當天慕茗便立刻和表哥慕芾通話讓他開車帶她回家。
随後慕茗又撥通了陸子钰的電話。
“家裏有事,我去不了了。”
男人的聲音有些悶,背景音很嘈雜。
“沒關系。”
“聽說會有大型傳染病,你要保重。”
“嗯,你乖乖待在家就好。。”
對面似乎笑了笑,語氣柔和得能滴出水來。慕茗又和他聊了幾句,交代了一下公寓的瑣事。随即踏上了回家的路途。
慕芾親自開車來接妹妹,一路上兄妹倆十分有默契地聊起了“分工”。
首先要采購齊全自家要用的物資,盡量避免兩位老人家外出。慕老作為學界泰鬥,日常也會有許多學生來拜訪,因此也要通知訪客最近慕家閉門不出。最後慕芾手上的工作還需要及時收尾,取消掉所有預定的大型展覽會......
慕茗搜索完關于傳染病的新聞,感染源頭是w城,目前的形式還有待觀望。
望着公路上流動的車和霓虹,她想起前些天路上戴口罩的人變多了,想起舅舅的囑咐,忽然生出不好的預感。
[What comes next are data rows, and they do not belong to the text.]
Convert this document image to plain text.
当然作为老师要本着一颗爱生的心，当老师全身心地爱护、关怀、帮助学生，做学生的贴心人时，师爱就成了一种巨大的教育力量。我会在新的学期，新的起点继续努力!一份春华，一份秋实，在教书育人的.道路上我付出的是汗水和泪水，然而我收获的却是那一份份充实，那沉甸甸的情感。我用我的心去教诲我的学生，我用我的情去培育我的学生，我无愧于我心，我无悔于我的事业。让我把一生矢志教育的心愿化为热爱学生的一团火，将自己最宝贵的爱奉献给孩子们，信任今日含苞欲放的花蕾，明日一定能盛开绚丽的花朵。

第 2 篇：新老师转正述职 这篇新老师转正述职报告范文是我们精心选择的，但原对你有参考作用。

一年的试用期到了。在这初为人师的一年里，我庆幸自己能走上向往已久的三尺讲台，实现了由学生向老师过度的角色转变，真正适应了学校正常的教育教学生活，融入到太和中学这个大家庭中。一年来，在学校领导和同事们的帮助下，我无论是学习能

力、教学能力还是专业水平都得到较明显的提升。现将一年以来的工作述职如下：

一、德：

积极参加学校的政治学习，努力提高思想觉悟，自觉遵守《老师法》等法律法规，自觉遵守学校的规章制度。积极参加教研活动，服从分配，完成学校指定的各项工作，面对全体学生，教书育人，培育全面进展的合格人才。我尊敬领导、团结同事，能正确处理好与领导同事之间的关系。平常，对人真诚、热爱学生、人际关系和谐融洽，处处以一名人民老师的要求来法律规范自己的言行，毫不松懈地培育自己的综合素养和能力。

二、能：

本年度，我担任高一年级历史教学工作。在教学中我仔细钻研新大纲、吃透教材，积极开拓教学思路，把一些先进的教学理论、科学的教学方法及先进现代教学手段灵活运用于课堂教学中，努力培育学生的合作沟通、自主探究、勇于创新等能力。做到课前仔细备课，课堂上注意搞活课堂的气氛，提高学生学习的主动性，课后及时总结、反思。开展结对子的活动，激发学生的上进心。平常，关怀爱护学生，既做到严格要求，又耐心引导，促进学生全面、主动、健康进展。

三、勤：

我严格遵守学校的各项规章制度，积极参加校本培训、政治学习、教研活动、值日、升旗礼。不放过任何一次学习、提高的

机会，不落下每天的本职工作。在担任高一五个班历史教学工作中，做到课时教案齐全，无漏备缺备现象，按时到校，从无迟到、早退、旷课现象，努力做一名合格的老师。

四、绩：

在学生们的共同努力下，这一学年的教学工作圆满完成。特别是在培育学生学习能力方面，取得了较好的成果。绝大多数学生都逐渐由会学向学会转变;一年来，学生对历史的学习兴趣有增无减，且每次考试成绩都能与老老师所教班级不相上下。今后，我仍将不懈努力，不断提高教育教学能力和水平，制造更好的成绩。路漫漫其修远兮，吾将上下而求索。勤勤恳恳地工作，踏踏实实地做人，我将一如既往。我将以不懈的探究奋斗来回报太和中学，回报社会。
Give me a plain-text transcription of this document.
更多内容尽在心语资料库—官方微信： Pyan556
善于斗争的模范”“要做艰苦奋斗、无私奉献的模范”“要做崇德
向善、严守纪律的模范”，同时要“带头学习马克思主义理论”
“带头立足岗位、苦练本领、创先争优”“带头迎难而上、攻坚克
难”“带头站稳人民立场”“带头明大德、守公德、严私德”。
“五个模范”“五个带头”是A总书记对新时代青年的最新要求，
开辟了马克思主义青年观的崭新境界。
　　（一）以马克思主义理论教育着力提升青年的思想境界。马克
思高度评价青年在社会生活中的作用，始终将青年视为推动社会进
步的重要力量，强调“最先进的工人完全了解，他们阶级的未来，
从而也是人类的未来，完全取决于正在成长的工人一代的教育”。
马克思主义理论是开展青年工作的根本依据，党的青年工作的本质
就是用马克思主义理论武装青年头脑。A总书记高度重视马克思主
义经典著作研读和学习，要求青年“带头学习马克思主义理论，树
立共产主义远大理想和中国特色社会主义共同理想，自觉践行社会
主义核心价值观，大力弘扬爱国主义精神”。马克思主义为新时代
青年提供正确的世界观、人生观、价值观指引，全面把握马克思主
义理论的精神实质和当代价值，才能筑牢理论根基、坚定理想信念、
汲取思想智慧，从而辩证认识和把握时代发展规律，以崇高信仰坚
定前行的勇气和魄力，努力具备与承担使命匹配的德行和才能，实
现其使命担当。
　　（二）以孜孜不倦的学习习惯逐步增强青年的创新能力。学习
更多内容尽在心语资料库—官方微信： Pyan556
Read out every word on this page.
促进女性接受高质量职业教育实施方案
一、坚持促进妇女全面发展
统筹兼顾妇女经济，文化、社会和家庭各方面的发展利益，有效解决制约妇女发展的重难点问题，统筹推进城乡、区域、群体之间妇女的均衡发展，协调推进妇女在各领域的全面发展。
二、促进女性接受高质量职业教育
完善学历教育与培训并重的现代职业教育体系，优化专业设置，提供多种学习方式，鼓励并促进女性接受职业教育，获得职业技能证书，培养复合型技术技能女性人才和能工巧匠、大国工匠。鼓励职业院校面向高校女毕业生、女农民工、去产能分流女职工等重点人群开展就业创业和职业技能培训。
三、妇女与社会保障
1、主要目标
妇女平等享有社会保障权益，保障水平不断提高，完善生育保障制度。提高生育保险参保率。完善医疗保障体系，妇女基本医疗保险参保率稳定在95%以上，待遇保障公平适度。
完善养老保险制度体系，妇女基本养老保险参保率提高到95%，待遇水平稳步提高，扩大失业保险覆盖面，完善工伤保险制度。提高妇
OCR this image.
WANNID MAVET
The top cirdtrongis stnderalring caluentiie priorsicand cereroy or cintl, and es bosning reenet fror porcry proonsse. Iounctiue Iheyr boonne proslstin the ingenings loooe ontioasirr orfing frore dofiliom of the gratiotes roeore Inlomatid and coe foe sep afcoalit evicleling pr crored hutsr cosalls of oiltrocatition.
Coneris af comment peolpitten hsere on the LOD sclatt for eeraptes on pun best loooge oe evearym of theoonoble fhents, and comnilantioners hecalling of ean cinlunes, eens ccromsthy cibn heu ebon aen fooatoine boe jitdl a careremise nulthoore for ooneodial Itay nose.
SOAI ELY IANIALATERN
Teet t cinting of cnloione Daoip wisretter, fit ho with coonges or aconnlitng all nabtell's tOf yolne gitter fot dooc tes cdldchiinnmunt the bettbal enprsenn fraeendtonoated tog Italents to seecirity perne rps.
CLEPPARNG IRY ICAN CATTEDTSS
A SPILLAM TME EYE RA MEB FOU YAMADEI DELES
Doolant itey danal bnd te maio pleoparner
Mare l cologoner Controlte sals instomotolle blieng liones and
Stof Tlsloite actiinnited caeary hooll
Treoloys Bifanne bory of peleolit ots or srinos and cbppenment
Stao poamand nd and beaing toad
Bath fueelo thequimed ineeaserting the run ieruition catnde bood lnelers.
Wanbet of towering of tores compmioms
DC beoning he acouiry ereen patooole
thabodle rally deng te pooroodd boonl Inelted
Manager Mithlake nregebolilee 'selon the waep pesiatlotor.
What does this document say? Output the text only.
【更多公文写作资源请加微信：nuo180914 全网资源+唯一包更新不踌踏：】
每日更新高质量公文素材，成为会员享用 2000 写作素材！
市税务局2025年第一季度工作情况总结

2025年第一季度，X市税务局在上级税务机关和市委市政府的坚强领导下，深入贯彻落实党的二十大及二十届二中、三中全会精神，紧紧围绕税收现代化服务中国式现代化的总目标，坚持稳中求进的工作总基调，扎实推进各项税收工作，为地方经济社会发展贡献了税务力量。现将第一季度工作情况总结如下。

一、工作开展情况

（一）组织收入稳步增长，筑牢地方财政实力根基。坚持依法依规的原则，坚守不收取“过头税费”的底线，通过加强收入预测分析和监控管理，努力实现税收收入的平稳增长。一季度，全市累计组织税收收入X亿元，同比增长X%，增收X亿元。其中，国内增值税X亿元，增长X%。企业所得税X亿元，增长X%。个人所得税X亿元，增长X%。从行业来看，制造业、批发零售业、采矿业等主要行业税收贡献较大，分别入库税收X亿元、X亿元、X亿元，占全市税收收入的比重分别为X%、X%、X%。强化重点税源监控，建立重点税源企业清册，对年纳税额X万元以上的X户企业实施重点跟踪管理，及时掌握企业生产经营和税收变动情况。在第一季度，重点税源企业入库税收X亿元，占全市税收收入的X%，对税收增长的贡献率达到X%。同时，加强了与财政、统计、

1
回到家時,舅媽葉漱雪在玄關處等着,見兩個孩子都回來了高興地上前擁抱。
“回來了就好。”
慕茗抱着舅媽的胳膊,眨眨杏眼。
“舅媽你打算去哪裏呀?”
葉漱雪身後放着行李箱,她笑着摸摸外甥女的頭,又看向高大英俊的兒子。
“你們倆都在家我就放心了,我得跟着你爸爸(舅舅)。”
她從事翻譯工作,為了家人放棄了去大型外企工作的機會,一直在家做筆譯。結婚二十多年來從來沒有離開過慕筠。現在孩子們都大了,公公婆婆都同意的情況下,葉漱雪實在不忍心讓丈夫一個人在醫院孤零零地。
慕茗望着舅媽的面容,久久出神,退開一步。
慕芾俯下身擁抱母親。
“好,媽媽一切交給我。你也一定要保重身體。”
“我是去你爸哪裏,能有什麽事。”
葉漱雪笑着道,随後便拉着行李箱離開了。慕茗輕輕地拍了拍哥哥的後背,站在二樓的兩位老人則靜靜地望着兒媳離開。
随後的日子實在魔幻的讓人不知從何說起。
似乎剎那間世界上的一切都不重要了,重要的只有活着本身。
病菌如同天災般飛速彌漫,高度發達的現代交通網絡反而成為了幫助惡魔散播絕望的幫手。
一個接一個的在各地發現高燒不退的病人,恐慌無聲蔓延。消毒水變成了昂貴又稀少的物品。
街道上的行人都帶上了口罩,越來越少人上街。一座座繁華的城市被封鎖,公路孤零零地,只有呼嘯的救護車奔馳着。這讓曾經在w城生活過的人們看着都揪起了心。每一處關卡,每一個小區都有帶着防護裝備的工作人員檢查體溫異常。
所有的醫院都亮起了紅燈,有病的、懷疑自己有病的紛紛湧入。急診室裏除了痛苦的□□、呼吸機的聲音、便是醫護人員們不知疲倦的腳步聲。
救人!救人!
汗水模糊了不知穿了多少天的防護服。他們拼了命的和死神争搶同胞的生命。成功了,便抹把汗救下一個,失敗了也只能憋住眼淚,去救下一個。
隔離儲物櫃裏的手機,響了,能夠接聽的又有幾個呢?
而無力做其他事情的人們,自覺地選擇呆在住處裏隔離。看着新聞裏播報一日比一日嚴重的疫情,擔憂那冰冷的死亡數字背後是否會有熟悉的人。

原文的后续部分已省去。